David Mandel will be training in Australia in November on a trip organised by the Men’s Behavior Change organisation No to Violence (www.ntv.org.au). The trip will involve two days of training in Melbourne and two and a half days in Queensland. He is being hosted by No To Violence, a Melbourne-ebased Men’s Behavior Change organisation that provides technical assistance and training across Australia and the Queensland Centre for Domestic and Family Violence Research, whose primary purpose is to create and disseminate knowledge to influence, and enhance, policy, programs and practice in the field of domestic and family violence prevention across Queensland (www.noviolence.com.au). The trip involves presentations on the Safe and Together and Responsible Fatherhood models to audiences that include child welfare, family violence and integrated family services agencies. One of the sessions will be broadcast to universities across Queensland.
Below is the blurb for one for events. More event information to follow in future posts:
Safe and Together: A child-centred approach to the intersection of intimate partner violence and child maltreatmentThursday November 14, 9:30am – 5:00pm
Using a child as a weapon. Choosing to expose children to violence against their parent. Sabotaging the mother’s substance abuse recovery.
These are just some of the many ways that men who perpetrate intimate partner violence create safety and risk concerns for children.
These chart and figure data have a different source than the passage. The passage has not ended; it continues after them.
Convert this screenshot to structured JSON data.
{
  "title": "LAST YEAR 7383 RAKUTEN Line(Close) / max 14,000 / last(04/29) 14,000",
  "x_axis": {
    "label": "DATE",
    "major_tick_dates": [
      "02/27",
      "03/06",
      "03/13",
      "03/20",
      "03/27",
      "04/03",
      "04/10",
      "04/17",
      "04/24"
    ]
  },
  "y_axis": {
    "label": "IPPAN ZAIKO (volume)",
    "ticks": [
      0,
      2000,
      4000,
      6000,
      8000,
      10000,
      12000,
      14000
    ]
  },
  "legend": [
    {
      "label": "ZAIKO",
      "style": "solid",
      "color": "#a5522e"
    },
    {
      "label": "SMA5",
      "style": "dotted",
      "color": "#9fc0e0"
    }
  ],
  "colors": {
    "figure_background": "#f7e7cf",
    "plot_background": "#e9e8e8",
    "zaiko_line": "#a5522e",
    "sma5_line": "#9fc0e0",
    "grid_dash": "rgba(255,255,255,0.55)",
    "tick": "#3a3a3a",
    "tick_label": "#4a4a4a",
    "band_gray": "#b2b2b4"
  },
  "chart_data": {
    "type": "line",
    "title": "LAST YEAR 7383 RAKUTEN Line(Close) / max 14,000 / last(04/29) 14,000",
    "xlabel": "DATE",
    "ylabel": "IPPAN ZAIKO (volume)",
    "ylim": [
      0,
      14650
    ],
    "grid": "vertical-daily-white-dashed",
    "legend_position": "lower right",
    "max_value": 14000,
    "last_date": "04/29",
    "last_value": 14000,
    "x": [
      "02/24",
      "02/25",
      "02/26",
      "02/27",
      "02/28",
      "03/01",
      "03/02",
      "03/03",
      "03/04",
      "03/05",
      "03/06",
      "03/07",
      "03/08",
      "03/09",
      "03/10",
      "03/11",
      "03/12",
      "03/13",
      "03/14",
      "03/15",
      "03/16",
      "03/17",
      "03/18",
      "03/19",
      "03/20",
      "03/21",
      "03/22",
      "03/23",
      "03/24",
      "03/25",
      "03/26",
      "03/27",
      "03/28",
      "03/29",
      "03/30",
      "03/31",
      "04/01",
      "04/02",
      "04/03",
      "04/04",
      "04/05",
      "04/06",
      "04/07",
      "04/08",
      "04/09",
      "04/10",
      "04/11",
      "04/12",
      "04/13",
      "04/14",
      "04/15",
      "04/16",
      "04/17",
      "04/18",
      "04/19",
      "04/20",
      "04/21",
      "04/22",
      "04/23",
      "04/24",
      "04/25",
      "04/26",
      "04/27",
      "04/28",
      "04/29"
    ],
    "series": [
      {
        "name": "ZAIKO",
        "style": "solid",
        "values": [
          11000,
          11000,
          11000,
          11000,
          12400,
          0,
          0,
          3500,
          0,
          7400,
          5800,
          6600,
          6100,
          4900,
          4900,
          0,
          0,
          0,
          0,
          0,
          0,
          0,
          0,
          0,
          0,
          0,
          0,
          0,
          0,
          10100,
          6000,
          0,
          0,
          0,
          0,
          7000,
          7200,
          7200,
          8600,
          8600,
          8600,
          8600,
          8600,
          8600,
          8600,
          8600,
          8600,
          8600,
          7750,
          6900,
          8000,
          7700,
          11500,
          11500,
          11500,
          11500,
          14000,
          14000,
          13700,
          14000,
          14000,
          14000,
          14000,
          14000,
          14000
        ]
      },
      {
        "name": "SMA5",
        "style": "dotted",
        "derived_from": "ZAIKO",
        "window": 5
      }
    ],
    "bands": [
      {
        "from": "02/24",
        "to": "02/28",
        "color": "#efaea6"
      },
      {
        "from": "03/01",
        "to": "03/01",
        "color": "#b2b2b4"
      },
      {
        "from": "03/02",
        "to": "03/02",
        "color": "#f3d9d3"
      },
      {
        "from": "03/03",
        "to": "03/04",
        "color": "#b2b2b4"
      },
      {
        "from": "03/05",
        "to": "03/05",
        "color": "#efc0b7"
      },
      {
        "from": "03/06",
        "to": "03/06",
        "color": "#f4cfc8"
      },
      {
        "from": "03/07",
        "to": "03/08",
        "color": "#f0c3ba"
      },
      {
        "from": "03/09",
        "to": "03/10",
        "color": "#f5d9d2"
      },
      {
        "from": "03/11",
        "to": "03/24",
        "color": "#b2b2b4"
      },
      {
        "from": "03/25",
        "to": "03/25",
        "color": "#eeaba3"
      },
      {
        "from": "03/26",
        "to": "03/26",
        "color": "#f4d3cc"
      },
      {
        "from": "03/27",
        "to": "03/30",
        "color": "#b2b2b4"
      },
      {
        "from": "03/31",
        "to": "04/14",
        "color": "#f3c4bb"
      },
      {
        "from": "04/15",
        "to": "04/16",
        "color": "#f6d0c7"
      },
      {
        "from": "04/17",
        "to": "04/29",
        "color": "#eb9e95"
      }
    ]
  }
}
The Safe and Together model is a field-tested, best practice approach through which child protection and other professionals can make good decisions for children impacted by family violence. Used in many US states with child welfare agencies, family violence advocates and others, the model provides a concrete framework for advancing practice, improving coordination and collaboration, and updating policy. The model’s assumptions, principles and critical components can be viewed at endingviolence.com.
Safe and Together founder David Mandel will provide an overview of the model and its diverse applications. He will examine a continuum of family violence-informed child welfare practice, and discuss current advances in the work. David will emphasise the importance of practising as if men who perpetrate family violence, not victims, are the source of the safety and risk concerns for children. The workshop will support participants to relate the model to their own practice in terms of interviewing, case planning, assessing, safety planning and collaboration.